Dr. Mattia Gerli, first author of the study, said: ‘The organoids we created from amniotic fluid cells exhibit many of the functions of the tissues they represent, including gene expression and protein expression.

Stem cells from the lungs, kidneys and intestines were successfully extracted and used to grow organoids that had functional characteristics of these tissue types.  In the photo: the mini lung

Stem cells from the lungs, kidneys and intestines were successfully extracted and used to grow organoids that had functional characteristics of these tissue types. In the photo: the mini lung

What is CDH?

Congenital diaphragmatic hernia (CDH) occurs when a baby’s diaphragm, the muscle that separates the chest from the abdomen, fails to close during prenatal development.

This causes the contents of their abdomen, such as the stomach and liver, to end up in their chest.

Abdominal organs in the chest reduce the space in which developing lungs can grow.

Patients may also experience asthma, gastrointestinal reflux, nutritional disorders and developmental delays.
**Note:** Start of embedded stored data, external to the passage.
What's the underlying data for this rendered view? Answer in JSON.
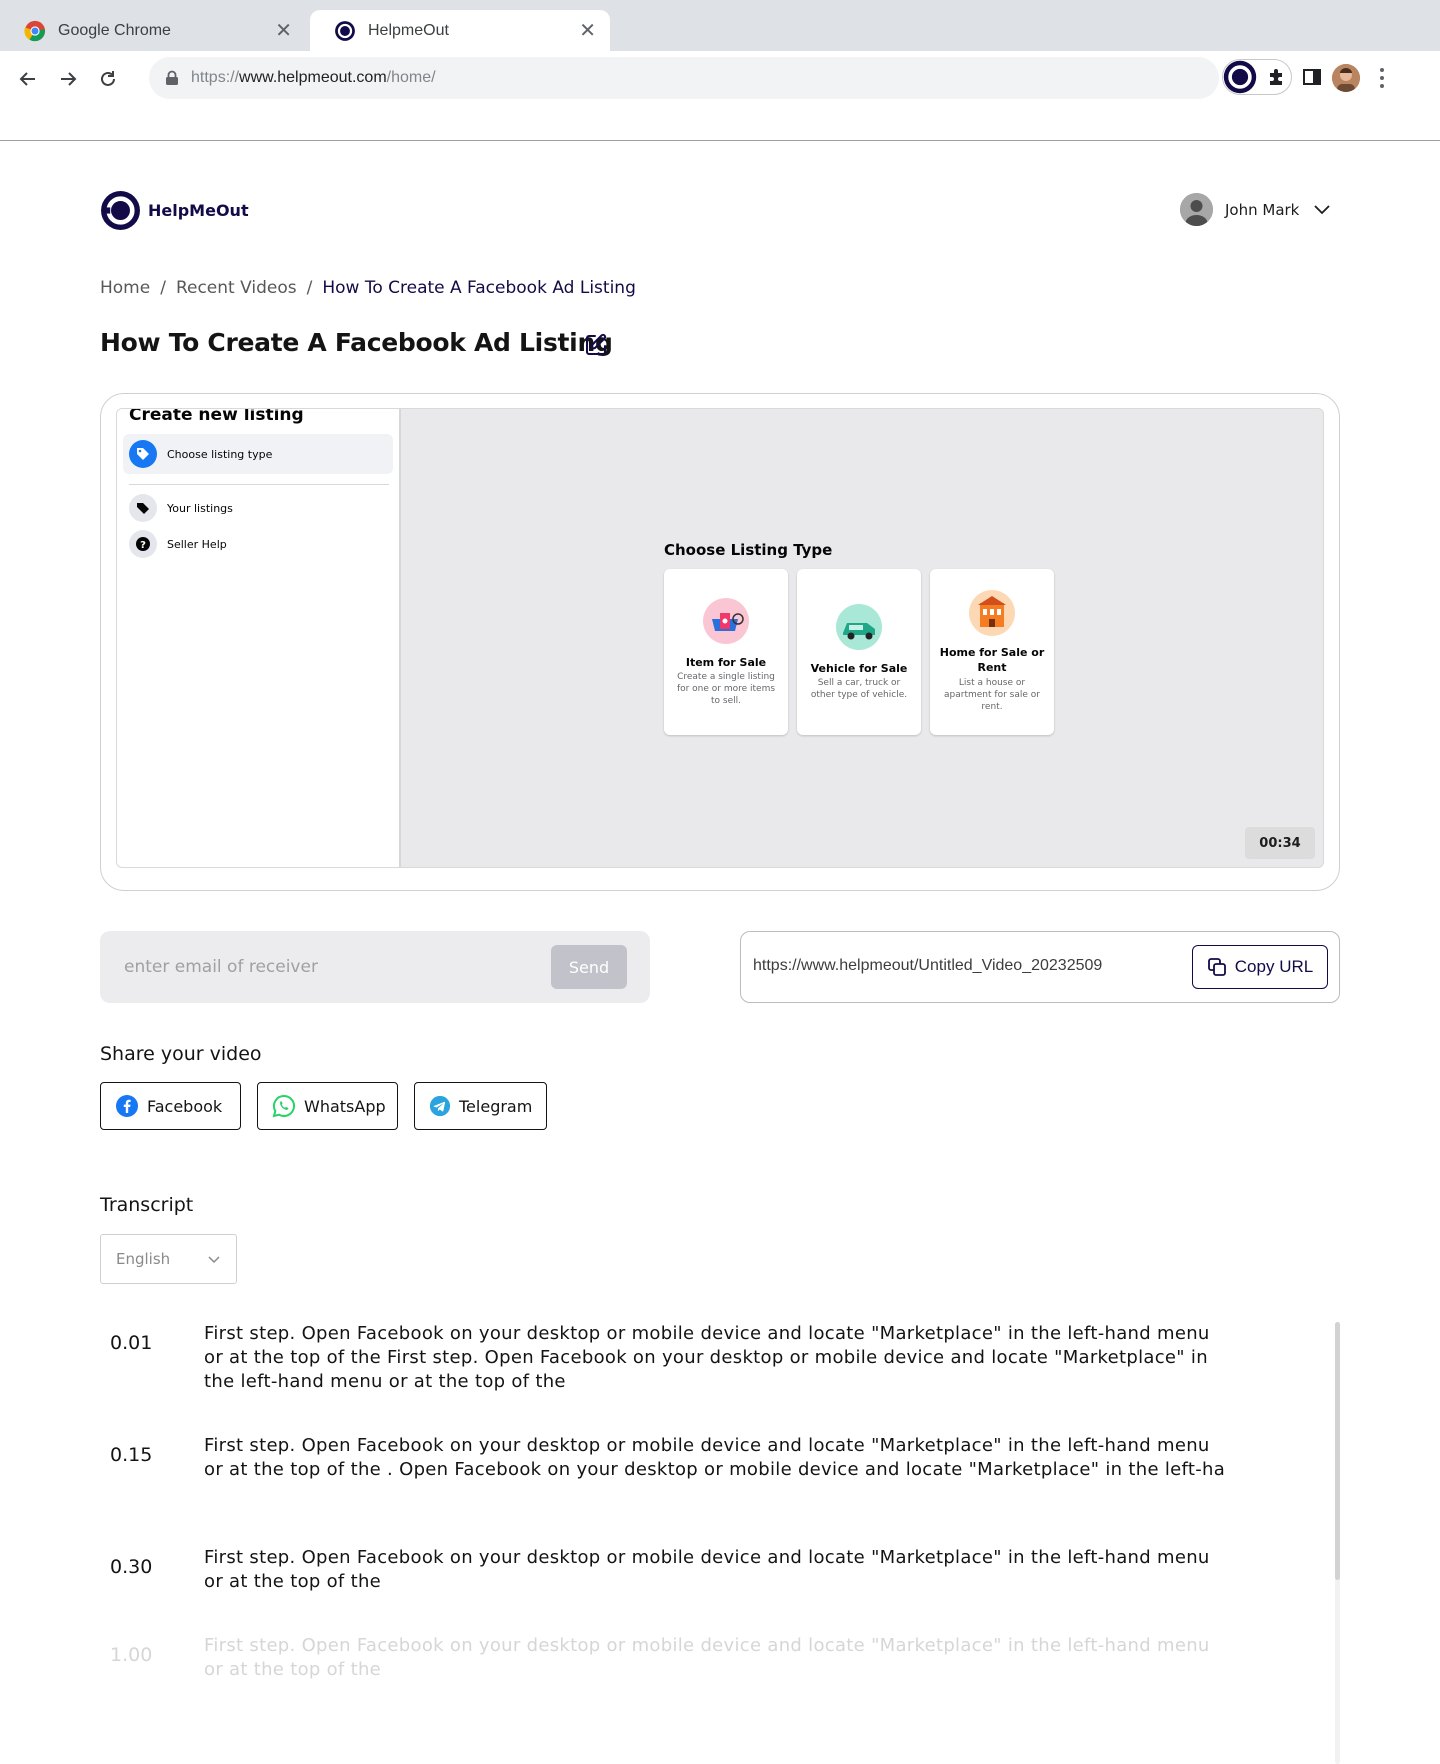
{
  "browser": {
    "tabs": [
      {
        "title": "Google Chrome",
        "close": "✕"
      },
      {
        "title": "HelpmeOut",
        "close": "✕"
      }
    ],
    "url": {
      "scheme": "https://",
      "host": "www.helpmeout.com",
      "path": "/home/"
    }
  },
  "header": {
    "brand": "HelpMeOut",
    "user_name": "John Mark"
  },
  "breadcrumb": {
    "home": "Home",
    "sep1": "/",
    "recent": "Recent Videos",
    "sep2": "/",
    "current": "How To Create A Facebook Ad Listing"
  },
  "page_title": "How To Create A Facebook Ad Listing",
  "video": {
    "sidebar_title": "Create new listing",
    "sidebar_items": [
      {
        "label": "Choose listing type",
        "icon": "tag-icon"
      },
      {
        "label": "Your listings",
        "icon": "tags-icon"
      },
      {
        "label": "Seller Help",
        "icon": "question-icon"
      }
    ],
    "panel_title": "Choose Listing Type",
    "cards": [
      {
        "title": "Item for Sale",
        "desc": "Create a single listing for one or more items to sell.",
        "icon": "item-icon"
      },
      {
        "title": "Vehicle for Sale",
        "desc": "Sell a car, truck or other type of vehicle.",
        "icon": "car-icon"
      },
      {
        "title": "Home for Sale or Rent",
        "desc": "List a house or apartment for sale or rent.",
        "icon": "house-icon"
      }
    ],
    "timestamp": "00:34"
  },
  "email": {
    "placeholder": "enter email of receiver",
    "send_label": "Send"
  },
  "share_url": {
    "url": "https://www.helpmeout/Untitled_Video_20232509",
    "copy_label": "Copy URL"
  },
  "share": {
    "title": "Share your video",
    "buttons": [
      {
        "label": "Facebook",
        "icon": "facebook-icon"
      },
      {
        "label": "WhatsApp",
        "icon": "whatsapp-icon"
      },
      {
        "label": "Telegram",
        "icon": "telegram-icon"
      }
    ]
  },
  "transcript": {
    "title": "Transcript",
    "language": "English",
    "entries": [
      {
        "time": "0.01",
        "text": "First step. Open Facebook on your desktop or mobile device and locate \"Marketplace\" in the left-hand menu or at the top of the First step. Open Facebook on your desktop or mobile device and locate \"Marketplace\" in the left-hand menu or at the top of the"
      },
      {
        "time": "0.15",
        "text": "First step. Open Facebook on your desktop or mobile device and locate \"Marketplace\" in the left-hand menu or at the top of the . Open Facebook on your desktop or mobile device and locate \"Marketplace\" in the left-ha"
      },
      {
        "time": "0.30",
        "text": "First step. Open Facebook on your desktop or mobile device and locate \"Marketplace\" in the left-hand menu or at the top of the"
      },
      {
        "time": "1.00",
        "text": "First step. Open Facebook on your desktop or mobile device and locate \"Marketplace\" in the left-hand menu or at the top of the"
      }
    ]
  },
  "colors": {
    "brand": "#120b48",
    "muted_bg": "#ececef",
    "send_disabled": "#c2c2ca",
    "facebook": "#1877f2",
    "whatsapp": "#25d366",
    "telegram": "#2aa3df"
  }
}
CDH is usually diagnosed during pregnancy.

Such women will be closely monitored and may need to deliver early.

A CDH patient’s long-term results depend on the position of their liver, with lower abdominal being best.

The overall survival rate is 70 percent.

Surgery can be done while the baby is in the womb to allow more room for the lungs to grow.

After birth, surgery can guide organs back into the abdomen before closing the diaphragm hole.

Source: Children’s Hospital of Philadelphia

‘They will allow us to study what happens during development, both in health and disease, something that was not possible before.

‘We know so little about late human pregnancies, so it is incredibly exciting to explore new areas of prenatal medicine.’

The team worked with researchers from KU Leuven in Belgium to study the development of babies with CDH, a condition in which a hole in the diaphragm causes organs such as the intestines and liver to move to the chest, putting pressure on the lungs and hinders healthy growth.

Mini-organs from infants with CDH, both before and after treatment, were compared with organoids from healthy infants to study the biological characteristics of each group.

The study found significant developmental differences between healthy CDH organoids and pre-treatment CDH organoids.

However, the organoids in the post-treatment group looked much closer to the healthy ones, providing an estimate of the treatment’s effectiveness at the cellular level.

NIHR Professor Paolo de Coppi, senior author of the study from UCL Great Ormond Street Institute of Child Health and Great Ormond Street Hospital, said: ‘This is the first time we have been able to make a functional assessment of the innate condition of a child. before birth, which is a huge step forward for prenatal medicine.

‘The diagnosis is normally based on imaging such as ultrasound or MRI and genetic analyses.

‘When we meet families with a prenatal diagnosis, we often can’t tell them much about the outcome because every case is different.

‘We don’t claim that we can do that yet, but the ability to study functional prenatal organoids is the first step in being able to provide a more detailed prognosis and hopefully provide more effective treatments in the future.’

The researchers say that while they have not yet studied the method in relation to other conditions, it is possible that they could look at other conditions that affect the lungs, such as cystic fibrosis, kidneys and intestines.

The research was published in the journal Nature Medicine.